Part III: Mixture Models
Until
now, we assumed no information about what the true underlying
clustering was. Suppose instead someone told us that the data was
generated by a mixture of Gaussians (as in the code used to generate
the input above). Can this information be used to devise a better
clustering algorithm? The answer is the EM algorithm, which generalizes
the K-Means algorithm described above. Instead of starting with a crude
guess of the centers and refining these iteratively, the EM algorithm
works as follows (descriptions here, here, and here):
- Start with any estimate of the mean and covariance matrices of each of the K Gaussians.
- Computes (by Bayes rule) the probability of each data point being generated by each of the K Gaussians.
- Use these probabilities to assign each data point probabilistically to one of K clusters.
- Compute
the sample mean and sample covariance matrices of each of these
clusters, and use these new estimates to repeat Steps (2-4).
- What termination criterion must one use here?
Note
that K-Means is a special case of EM, where we assume the Gaussians are
spherical with the same covariance matrix, and deterministically assign
the data point to the most
likely Gaussian in Step (3). Therefore, K-Means works best when the
Gaussians are identical in shape and spherical, but not very well for
elliptical non-isomorphic Gaussians. As with K-Means, this procedure
eventually terminates. (Try to understand why!)
Input/Output: The input and output formats should be the same as Part II.
Experiments:
Compare
the performance of the EM algorithm on the same data sets as were used
in Part II. How will you quantitatively measure the quality of the
clustering? Note that you should expect the EM algorithm to work
better, since it is assuming the data is drawn from a Gaussian mixture.
Construct a data set (clearly one that is not generated by a Gaussian
mixture model) where the EM algorithm does not work as well as
agglomerative clustering methods.
The criteria for grading is the same as for Parts I and II.

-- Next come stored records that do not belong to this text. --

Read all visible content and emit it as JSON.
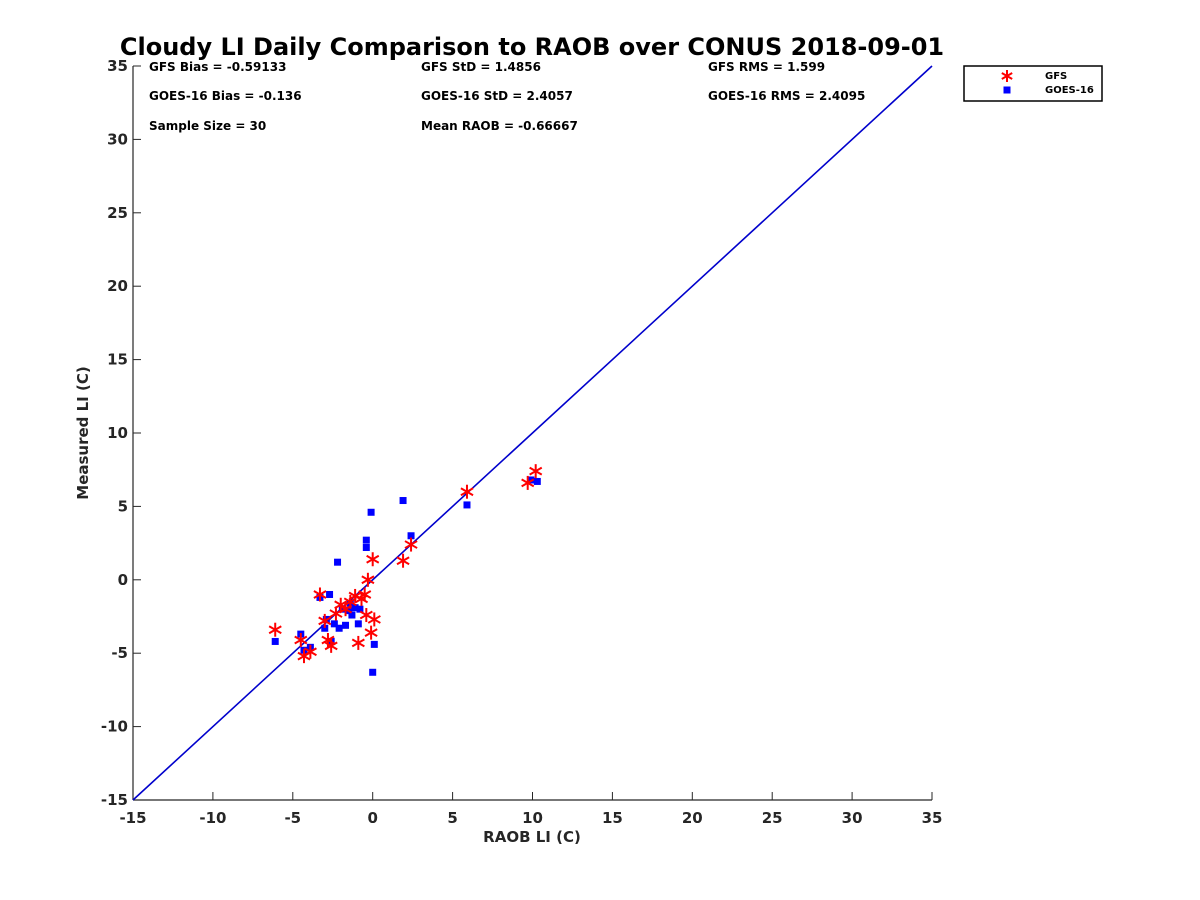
{
  "chart_data": {
    "type": "scatter",
    "title": "Cloudy LI Daily Comparison to RAOB over CONUS 2018-09-01",
    "xlabel": "RAOB LI (C)",
    "ylabel": "Measured LI (C)",
    "xlim": [
      -15,
      35
    ],
    "ylim": [
      -15,
      35
    ],
    "xticks": [
      -15,
      -10,
      -5,
      0,
      5,
      10,
      15,
      20,
      25,
      30,
      35
    ],
    "yticks": [
      -15,
      -10,
      -5,
      0,
      5,
      10,
      15,
      20,
      25,
      30,
      35
    ],
    "grid": false,
    "legend_position": "top-right outside",
    "reference_line": {
      "type": "one-to-one",
      "from": [
        -15,
        -15
      ],
      "to": [
        35,
        35
      ],
      "color": "#0000cc"
    },
    "stats": [
      [
        "GFS Bias = -0.59133",
        "GFS StD = 1.4856",
        "GFS RMS = 1.599"
      ],
      [
        "GOES-16 Bias = -0.136",
        "GOES-16 StD = 2.4057",
        "GOES-16 RMS = 2.4095"
      ],
      [
        "Sample Size = 30",
        "Mean RAOB = -0.66667",
        ""
      ]
    ],
    "series": [
      {
        "name": "GFS",
        "marker": "asterisk",
        "color": "#ff0000",
        "points": [
          [
            -6.1,
            -3.4
          ],
          [
            -4.5,
            -4.1
          ],
          [
            -4.3,
            -5.2
          ],
          [
            -3.9,
            -4.9
          ],
          [
            -3.3,
            -1.0
          ],
          [
            -3.0,
            -2.8
          ],
          [
            -2.8,
            -4.1
          ],
          [
            -2.6,
            -4.5
          ],
          [
            -2.3,
            -2.3
          ],
          [
            -2.0,
            -1.7
          ],
          [
            -1.7,
            -2.0
          ],
          [
            -1.4,
            -1.5
          ],
          [
            -1.1,
            -1.1
          ],
          [
            -0.9,
            -4.3
          ],
          [
            -0.7,
            -1.3
          ],
          [
            -0.5,
            -1.0
          ],
          [
            -0.4,
            -2.4
          ],
          [
            -0.3,
            0.0
          ],
          [
            -0.1,
            -3.6
          ],
          [
            0.0,
            1.4
          ],
          [
            0.1,
            -2.7
          ],
          [
            1.9,
            1.3
          ],
          [
            2.4,
            2.4
          ],
          [
            5.9,
            6.0
          ],
          [
            9.7,
            6.6
          ],
          [
            10.2,
            7.4
          ]
        ]
      },
      {
        "name": "GOES-16",
        "marker": "square",
        "color": "#0000ff",
        "points": [
          [
            -6.1,
            -4.2
          ],
          [
            -4.5,
            -3.7
          ],
          [
            -4.3,
            -4.8
          ],
          [
            -3.9,
            -4.6
          ],
          [
            -3.3,
            -1.2
          ],
          [
            -3.0,
            -3.3
          ],
          [
            -2.9,
            -2.7
          ],
          [
            -2.7,
            -1.0
          ],
          [
            -2.6,
            -4.2
          ],
          [
            -2.4,
            -3.0
          ],
          [
            -2.2,
            1.2
          ],
          [
            -2.1,
            -3.3
          ],
          [
            -1.9,
            -2.0
          ],
          [
            -1.7,
            -3.1
          ],
          [
            -1.5,
            -2.1
          ],
          [
            -1.4,
            -1.6
          ],
          [
            -1.3,
            -2.4
          ],
          [
            -1.1,
            -1.9
          ],
          [
            -0.9,
            -3.0
          ],
          [
            -0.8,
            -2.0
          ],
          [
            -0.4,
            2.2
          ],
          [
            -0.4,
            2.7
          ],
          [
            -0.1,
            4.6
          ],
          [
            0.0,
            -6.3
          ],
          [
            0.1,
            -4.4
          ],
          [
            1.9,
            5.4
          ],
          [
            2.4,
            3.0
          ],
          [
            5.9,
            5.1
          ],
          [
            9.9,
            6.8
          ],
          [
            10.3,
            6.7
          ]
        ]
      }
    ]
  }
}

Part IV: MapReduce Implementations
This
part is optional, more open-ended, and for the adventurous. Suppose you
have a large amount of data that you need to cluster, and have a cloud
computing system available. What would be a good clustering algorithm
to implement; how would you implement it; and what would be the
efficiency considerations? This paper has a model for MapReduce, and this paper
has a possible algorithm for K-Medians that works with MapReduce. Can
you implement EM or agglomerative clustering efficiently on a MapReduce
system? I do not need the implementation; just a description of
the algorithm and an analysis of running time and solution quality will
do.Grading
- Correctness of code: 20%
- Efficiency of implementation: 30%
- Experiments (creativity and conclusions drawn): 30%
- Document writing: 20%
General Comments:
- You can work in groups of two. In the document, please list the contributions of each team member.
- You can use C, C++, or Java for coding. I will not give extra points for fancy visualization.
No programming in Matlab or using pre-packaged clustering tools!!!
- We
will use an automated code checker to detect copying. You can discuss
ideas with each other, but code them up individually. Same holds for
writing the document.
- This project is open-ended, so there is
no single "right answer". It is mainly designed to give you an idea of
what algorithm design is like in real life.